Puddles o’ perspiration

Sweat’s the prime reason your gym’s going to reek, especially if it’s full of big burly blokes who practise poor hygiene and stand around between sets dripping body fluid onto the floor and equipment. Mopping up a sopping pool from the benches isn’t just good manners for the next person. If the top material on a bench is stitched together on the sides or near where your head rests, there’s a good chance that sweat will nestle in the seams, and that’s prime ground for bacteria. Kudos to the gyms with antibacterial wipes for you to clean up after yourself.

Grubby digits

Look around.

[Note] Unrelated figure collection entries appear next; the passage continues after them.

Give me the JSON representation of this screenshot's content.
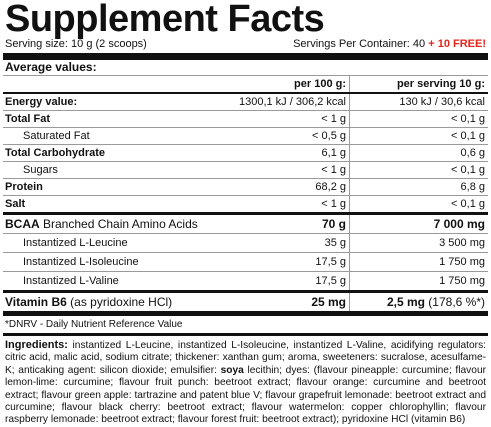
{
  "title": "Supplement Facts",
  "serving_size": "Serving size: 10 g (2 scoops)",
  "servings_label": "Servings Per Container: 40 ",
  "servings_free": "+ 10 FREE!",
  "average_values": "Average values:",
  "col_per100": "per 100 g:",
  "col_perserving": "per serving 10 g:",
  "rows": [
    {
      "name": "Energy value:",
      "per100": "1300,1 kJ / 306,2 kcal",
      "serving": "130 kJ / 30,6 kcal"
    },
    {
      "name": "Total Fat",
      "per100": "< 1 g",
      "serving": "< 0,1 g"
    },
    {
      "name": "Saturated Fat",
      "per100": "< 0,5 g",
      "serving": "< 0,1 g"
    },
    {
      "name": "Total Carbohydrate",
      "per100": "6,1 g",
      "serving": "0,6 g"
    },
    {
      "name": "Sugars",
      "per100": "< 1 g",
      "serving": "< 0,1 g"
    },
    {
      "name": "Protein",
      "per100": "68,2 g",
      "serving": "6,8 g"
    },
    {
      "name": "Salt",
      "per100": "< 1 g",
      "serving": "< 0,1 g"
    }
  ],
  "bcaa": {
    "name_bold": "BCAA",
    "name_rest": " Branched Chain Amino Acids",
    "per100": "70 g",
    "serving": "7 000 mg"
  },
  "bcaa_items": [
    {
      "name": "Instantized L-Leucine",
      "per100": "35 g",
      "serving": "3 500 mg"
    },
    {
      "name": "Instantized L-Isoleucine",
      "per100": "17,5 g",
      "serving": "1 750 mg"
    },
    {
      "name": "Instantized L-Valine",
      "per100": "17,5 g",
      "serving": "1 750 mg"
    }
  ],
  "vitamin": {
    "name_bold": "Vitamin B6",
    "name_rest": " (as pyridoxine HCl)",
    "per100": "25 mg",
    "serving_bold": "2,5 mg",
    "serving_rest": " (178,6 %*)"
  },
  "footnote": "*DNRV - Daily Nutrient Reference Value",
  "ingredients_label": "Ingredients:",
  "ingredients_a": " instantized L-Leucine, instantized L-Isoleucine, instantized L-Valine, acidifying regulators: citric acid, malic acid, sodium citrate; thickener: xanthan gum; aroma, sweeteners: sucralose, acesulfame-K; anticaking agent: silicon dioxide; emulsifier: ",
  "ingredients_soya": "soya",
  "ingredients_b": " lecithin; dyes: (flavour pineapple: curcumine; flavour lemon-lime: curcumine; flavour fruit punch: beetroot extract; flavour orange: curcumine and beetroot extract; flavour green apple: tartrazine and patent blue V; flavour grapefruit lemonade: beetroot extract and curcumine; flavour black cherry: beetroot extract; flavour watermelon: copper chlorophyllin; flavour raspberry lemonade: beetroot extract; flavour forest fruit: beetroot extract); pyridoxine HCl (vitamin B6)"
}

Without getting too CSI and busting out the UV light, think about what’s had grotty fingers all over it – touchscreens on treadmills, bikes, ellipticals and so on should see the foamy end of the bottle of screen cleaner if the staff and the cleaners are on top of things. Over time, the spray won’t make them look pretty (for the same reason you shouldn’t clean your iPhone with the same stuff you clean your bathroom mirror with – it’s too harsh), but it’s better than seeing everyone’s fingerprints and imagining where they’ve been.

Stinky emissions

Sweat’s not your gym’s only problem. Some protein powders can have, er, unfortunate side effects, like causing excess gas. If you’ve just started taking a powder, think about all the other people in your gym doing the exact same thing, and the pressure on their guts when they’re busting out a deep squat.

Alongside air-conditioners and giant fans that circulate air, good gyms will also have air pumps installed rather than relying on an open window. Having air blowing around is one thing but it’s no good if it’s a heady mix of sweat, farts and exhaled CO2, and even the pumps in smaller places can circulate 300 litres of fresh and old air in and out per minute. Consider this: the average, untrained male will have a VO2 max (the amount of oxygen you breathe over time) of 35-40ml per kg of body weight per minute, and females 27-31ml per kg per minute (meaning an 80kg bloke will breathe in and out roughly 3 litres of air per minute, and a 60kg female 1.8 litres per minute). When you get really good, like elite-runner good, you’ll be churning over roughly double that amount – that’s a lot of old air that needs to go somewhere.

So, if the person next to you is doing their best Steve Moneghetti on the treadmill, readying a shaker full of Ultra Bulk but horrifically missing a towel, there’s a reason you’re left wrinkling your nose.